The 3-57 Rule. The amount of time it takes to deliver a product or service is
far greater than the time spent adding value to the product or service. Most
products and services are worked on for only 3 minutes out of every
60 minutes of total elapsed time. Those 3 minutes are considered value
added, the rest (57 minutes), non-value added. This is why it makes no sense
whatsoever to try to make employees work faster; cutting employee time by
half will only save 1.5 minutes per hour. Why does it take so long? Delay.
What’s happening during the other 57 minutes? The product or service is
sitting idle waiting for the next step in its journey. This 57-minute gap is
unnecessarily wasteful.
Examples. A manufacturer of heavy vehicles only spends 2 days assembling
a vehicle, but 45 days preparing the order. A claims processing group only
spends 7 hours processing a claim, but it takes 140 days for each claim. A
human resources group takes 82 days to fill an entry level job vacancy, but
there’s only 8 hours of actual work.
The 15-2-20 Rule. Every time you reduce the time required to provide a
product or service by 15 minutes per hour, you double productivity and cut
costs by 20%. It has been my experience that most of the time you can
reduce cycle and lead times by 30 to 50 minutes per hour, so productivity
increases, costs fall, and profit margins improves by 20% to 60% or more.

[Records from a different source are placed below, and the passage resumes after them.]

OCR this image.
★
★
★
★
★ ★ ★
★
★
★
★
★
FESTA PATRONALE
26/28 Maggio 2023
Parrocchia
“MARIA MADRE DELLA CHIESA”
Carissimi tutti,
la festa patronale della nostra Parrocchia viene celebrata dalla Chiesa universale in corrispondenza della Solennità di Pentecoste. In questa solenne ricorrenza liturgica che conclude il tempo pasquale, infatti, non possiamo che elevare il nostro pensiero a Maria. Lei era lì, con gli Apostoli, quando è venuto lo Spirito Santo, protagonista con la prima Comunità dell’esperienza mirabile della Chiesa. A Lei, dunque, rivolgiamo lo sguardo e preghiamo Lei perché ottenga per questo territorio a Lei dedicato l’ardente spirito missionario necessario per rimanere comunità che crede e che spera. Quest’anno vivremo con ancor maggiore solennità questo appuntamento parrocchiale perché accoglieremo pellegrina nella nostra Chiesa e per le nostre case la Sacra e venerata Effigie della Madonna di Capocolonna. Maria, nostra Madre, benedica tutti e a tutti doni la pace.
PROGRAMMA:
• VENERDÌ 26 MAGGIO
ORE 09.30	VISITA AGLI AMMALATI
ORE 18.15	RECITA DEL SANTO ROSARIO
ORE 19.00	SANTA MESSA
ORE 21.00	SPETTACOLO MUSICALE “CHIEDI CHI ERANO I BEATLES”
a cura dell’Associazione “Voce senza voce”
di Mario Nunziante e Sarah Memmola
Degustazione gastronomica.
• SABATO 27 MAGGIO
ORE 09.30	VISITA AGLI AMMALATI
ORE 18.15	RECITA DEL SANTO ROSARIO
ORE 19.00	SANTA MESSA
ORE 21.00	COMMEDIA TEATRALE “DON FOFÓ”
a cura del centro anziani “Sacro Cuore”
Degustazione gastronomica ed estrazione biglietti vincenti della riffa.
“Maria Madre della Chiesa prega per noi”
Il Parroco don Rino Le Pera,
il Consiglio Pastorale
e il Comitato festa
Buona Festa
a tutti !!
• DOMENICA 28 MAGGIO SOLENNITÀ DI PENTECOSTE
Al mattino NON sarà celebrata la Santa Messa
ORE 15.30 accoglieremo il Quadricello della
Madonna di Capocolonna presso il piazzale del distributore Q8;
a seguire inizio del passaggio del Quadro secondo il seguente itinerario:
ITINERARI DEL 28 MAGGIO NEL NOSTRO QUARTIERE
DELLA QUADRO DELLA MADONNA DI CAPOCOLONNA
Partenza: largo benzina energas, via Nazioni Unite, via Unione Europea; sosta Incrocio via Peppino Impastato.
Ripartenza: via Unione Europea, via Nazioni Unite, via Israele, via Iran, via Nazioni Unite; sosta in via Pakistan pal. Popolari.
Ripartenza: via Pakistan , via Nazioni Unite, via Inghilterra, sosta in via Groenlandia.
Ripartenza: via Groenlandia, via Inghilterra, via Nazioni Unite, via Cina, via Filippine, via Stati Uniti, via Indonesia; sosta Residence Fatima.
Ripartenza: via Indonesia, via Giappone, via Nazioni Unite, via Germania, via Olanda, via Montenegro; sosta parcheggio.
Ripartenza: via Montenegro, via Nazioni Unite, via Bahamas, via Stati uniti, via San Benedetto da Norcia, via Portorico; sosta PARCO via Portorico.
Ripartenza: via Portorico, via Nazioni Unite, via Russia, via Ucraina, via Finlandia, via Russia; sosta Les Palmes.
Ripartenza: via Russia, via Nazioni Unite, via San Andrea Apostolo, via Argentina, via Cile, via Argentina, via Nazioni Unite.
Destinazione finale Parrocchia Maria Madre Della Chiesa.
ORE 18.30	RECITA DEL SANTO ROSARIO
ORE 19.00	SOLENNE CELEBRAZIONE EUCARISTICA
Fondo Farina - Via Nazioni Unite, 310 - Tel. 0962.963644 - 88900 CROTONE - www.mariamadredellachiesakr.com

The 3 × 2 Rule. When you slash your cycle time for your mission-critical
processes, you enjoy growth rates three times the industry average and twice
the profit margins. This is a good thing, because most companies find that
they only need about two-thirds of the people to run the business after
applying Lean, but if you’re going to grow three times faster than the indus-
try, you’re going to need all of those displaced employees to meet the
demand.
HINt The fear of job losses is the single biggest barrier to implementing Lean.